A second commercial site in Woodlands Square was released yesterday, although experts do not foresee a buyer any time soon, given the huge supply of office space in the pipeline.
The 2.24ha, 99-year-leasehold plot, which is part of the development of Woodlands Regional Centre, is on the reserve list and comes with stringent conditions.
Its maximum permissible gross floor area (GFA) is 843,319 sq ft, of which at least 506,000 sq ft, or about 60 per cent, must go to office use.
A maximum of 86,111 sq ft may be for shops and food and beverage uses while at least 10,764 sq ft must be set aside for childcare.
Remaining GFA can be used for more office, serviced apartments or residential use. Small strata shops or offices will not be allowed.
Apart from any space for serviced apartments or residential use, the remaining GFA must be contained in not more than three strata lots, the Urban Redevelopment Authority (URA) said yesterday.
This is a departure from the nearby Woods Square, the first commercial site in Woodlands Regional Centre, which was awarded in April last year.

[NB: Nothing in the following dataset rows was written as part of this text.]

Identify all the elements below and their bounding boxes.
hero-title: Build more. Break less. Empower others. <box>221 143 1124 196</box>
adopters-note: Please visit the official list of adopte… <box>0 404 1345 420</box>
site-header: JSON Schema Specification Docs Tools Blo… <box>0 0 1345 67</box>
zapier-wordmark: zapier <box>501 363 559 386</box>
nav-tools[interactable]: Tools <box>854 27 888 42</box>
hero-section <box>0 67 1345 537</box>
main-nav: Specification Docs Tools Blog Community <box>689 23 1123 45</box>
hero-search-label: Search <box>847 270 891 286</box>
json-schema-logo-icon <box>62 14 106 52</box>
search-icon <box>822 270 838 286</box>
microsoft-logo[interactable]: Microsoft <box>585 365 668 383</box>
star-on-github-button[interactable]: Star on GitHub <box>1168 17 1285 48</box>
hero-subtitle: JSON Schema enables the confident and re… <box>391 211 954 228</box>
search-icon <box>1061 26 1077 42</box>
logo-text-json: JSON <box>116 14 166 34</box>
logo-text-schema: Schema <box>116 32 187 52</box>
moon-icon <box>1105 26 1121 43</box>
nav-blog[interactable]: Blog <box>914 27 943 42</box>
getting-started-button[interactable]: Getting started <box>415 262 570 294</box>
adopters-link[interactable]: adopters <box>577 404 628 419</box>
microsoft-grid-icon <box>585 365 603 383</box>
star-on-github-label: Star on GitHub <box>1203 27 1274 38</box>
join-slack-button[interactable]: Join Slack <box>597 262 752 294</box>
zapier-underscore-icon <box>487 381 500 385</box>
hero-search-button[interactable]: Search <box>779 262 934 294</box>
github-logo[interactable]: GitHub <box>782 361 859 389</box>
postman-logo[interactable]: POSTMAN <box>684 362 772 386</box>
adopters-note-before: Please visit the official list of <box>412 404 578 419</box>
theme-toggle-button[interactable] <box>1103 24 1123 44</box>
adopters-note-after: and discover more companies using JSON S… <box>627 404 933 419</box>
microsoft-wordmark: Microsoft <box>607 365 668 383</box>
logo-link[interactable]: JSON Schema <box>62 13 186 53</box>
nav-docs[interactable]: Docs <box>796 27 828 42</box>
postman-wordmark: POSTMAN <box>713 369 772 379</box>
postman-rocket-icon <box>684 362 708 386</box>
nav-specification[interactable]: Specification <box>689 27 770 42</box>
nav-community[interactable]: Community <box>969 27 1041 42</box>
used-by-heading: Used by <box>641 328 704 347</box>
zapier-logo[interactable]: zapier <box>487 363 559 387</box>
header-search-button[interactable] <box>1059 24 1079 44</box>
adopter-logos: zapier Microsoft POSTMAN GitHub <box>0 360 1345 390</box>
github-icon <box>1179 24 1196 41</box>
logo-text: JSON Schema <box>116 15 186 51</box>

The slightly smaller plot was sold for about $634 million, or $906 per sq ft per plot ratio (psf ppr) and is being developed by a consortium comprising Far East Organization, Far East Orchard and Sekisui House.
"Developers interested in this site are likely to watch closely the take-up at (Woods Square)... A strong take-up rate is likely to whet the appetite of developers," said Mr Nicholas Mak, SLP International executive director.
Reserve sites are triggered for sale once an acceptable initial bid is received but the high level of new office supply expected to hit the market over the next few years means the plot is not expected to attract buyers soon, experts said.
The site could go for about $710 million to $784 million, or $842 to $930 psf ppr, say market watchers.
When fully developed over the next 10 to 15 years, the northern gateway is to have about 7.53 million sq ft of commercial space and offer about 100,000 new jobs, the URA said.